Currently active clinical trials investigate the role of the following therapies:
Paclitaxel Albumin-Stabilized Nanoparticle Formulation and Bevacizumab or Ipilimumab as First-Line Therapy in Treating Patients with Stage IV Melanoma that Cannot be Removed by Surgery
This randomized phase II trial studies how well paclitaxel albumin-stabilized nanoparticle formulation and bevacizumab oripilimumab works as first-line therapy in treating patients with stage IV melanoma that cannot be removed by surgery. Drugs used in chemotherapy, such as paclitaxel albumin-stabilized nanoparticle formulation, work in different ways to stop the growth of tumor cells, either by killing the cells or by stopping them from dividing. Monoclonal antibodies, such as bevacizumab and ipilimumab, can block tumor growth in different ways. Some block the ability of tumor cells to grow and spread. Others find tumor cells and help kill them or carry tumor-killing substances to them. It is not yet known whether paclitaxel albumin-stabilized nanoparticle formulation and bevacizumab is more effective than ipilimumab in treating melanoma.
Study Comparing Combination of LGX818 plus MEK162 and LGX818 Monotherapy versus Vemurafenib in BRAF Mutant Melanoma (COLUMBUS)

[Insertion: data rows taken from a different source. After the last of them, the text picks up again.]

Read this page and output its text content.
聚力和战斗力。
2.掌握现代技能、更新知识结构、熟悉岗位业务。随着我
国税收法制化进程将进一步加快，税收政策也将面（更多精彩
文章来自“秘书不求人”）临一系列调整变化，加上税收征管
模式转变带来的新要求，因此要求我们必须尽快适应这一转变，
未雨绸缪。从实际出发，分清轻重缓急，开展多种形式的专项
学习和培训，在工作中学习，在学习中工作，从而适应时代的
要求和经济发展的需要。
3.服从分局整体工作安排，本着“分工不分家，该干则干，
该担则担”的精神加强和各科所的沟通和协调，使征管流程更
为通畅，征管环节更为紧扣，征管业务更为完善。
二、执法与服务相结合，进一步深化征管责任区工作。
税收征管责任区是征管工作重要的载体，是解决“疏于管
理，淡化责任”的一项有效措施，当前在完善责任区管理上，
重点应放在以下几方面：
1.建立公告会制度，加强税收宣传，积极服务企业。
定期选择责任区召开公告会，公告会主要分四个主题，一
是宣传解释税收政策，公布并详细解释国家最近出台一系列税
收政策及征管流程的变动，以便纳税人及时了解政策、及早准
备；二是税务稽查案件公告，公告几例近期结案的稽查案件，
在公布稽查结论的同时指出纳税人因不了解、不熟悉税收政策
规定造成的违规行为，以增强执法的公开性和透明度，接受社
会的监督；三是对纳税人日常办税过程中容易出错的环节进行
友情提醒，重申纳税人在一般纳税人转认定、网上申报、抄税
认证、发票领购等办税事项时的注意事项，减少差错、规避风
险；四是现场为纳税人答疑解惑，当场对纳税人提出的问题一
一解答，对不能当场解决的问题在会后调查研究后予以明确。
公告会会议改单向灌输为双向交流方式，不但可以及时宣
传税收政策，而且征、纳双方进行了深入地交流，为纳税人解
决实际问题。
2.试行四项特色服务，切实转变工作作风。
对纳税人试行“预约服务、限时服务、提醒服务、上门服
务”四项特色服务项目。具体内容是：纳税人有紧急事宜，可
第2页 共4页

A prospective, randomized, open label, multi-center, parallel group, 3-arm phase III study comparing the efficacy and safety of both, LGX818 plus MEK162 and LGX818 monotherapy, as compared to vemurafenib in patients with locally advanced unresectable or metastatic melanoma with the BRAF V600 mutation.
Ipilimumab or High-Dose Interferon Alfa-2b in Treating Patients with High-Risk Stage III-IV Melanoma that has been Removed by Surgery
This randomized phase III trial studies ipilimumab to see how well it works compared to high-dose interferon alfa-2b in treating patients with high-risk stage III-IV melanoma that has been removed by surgery. Monoclonal antibodies, such as ipilimumab, may interfere with the ability of tumor cells to grow and spread. Interferon alfa-2b may interfere with the growth of tumor cells and slow the growth of melanoma and other cancers. It is not yet known whether ipilimumab is more effective than interferon alfa-2b in treating patients with melanoma.
Chemotherapy is used to treat metastatic melanoma that has spread outside its site of origin. Various chemotherapy drugs may be administered by pills or injections in cycles of perhaps three or four days, followed by weeks without chemotherapy. Because chemotherapy drugs are toxic to healthy blood cells as well as cancerous cells, blood cell counts are monitored. Side effects include severe flu-like symptoms such as nausea, fatigue, and infection.
Isolated Limb Perfusion
If the spread of melanoma is limited to an arm or leg only, isolated limb perfusion or ILP may be used to give very high doses of chemotherapy to the cells in the limb while protecting the rest of the body. A tourniquet is applied to the limb, and a chemotherapy drug is pumped into the blood through the artery by means of a tube. A second tube is used to drain the blood into a machine, where it is processed by a machine and returned to the limb. Eventually the drug is completely removed.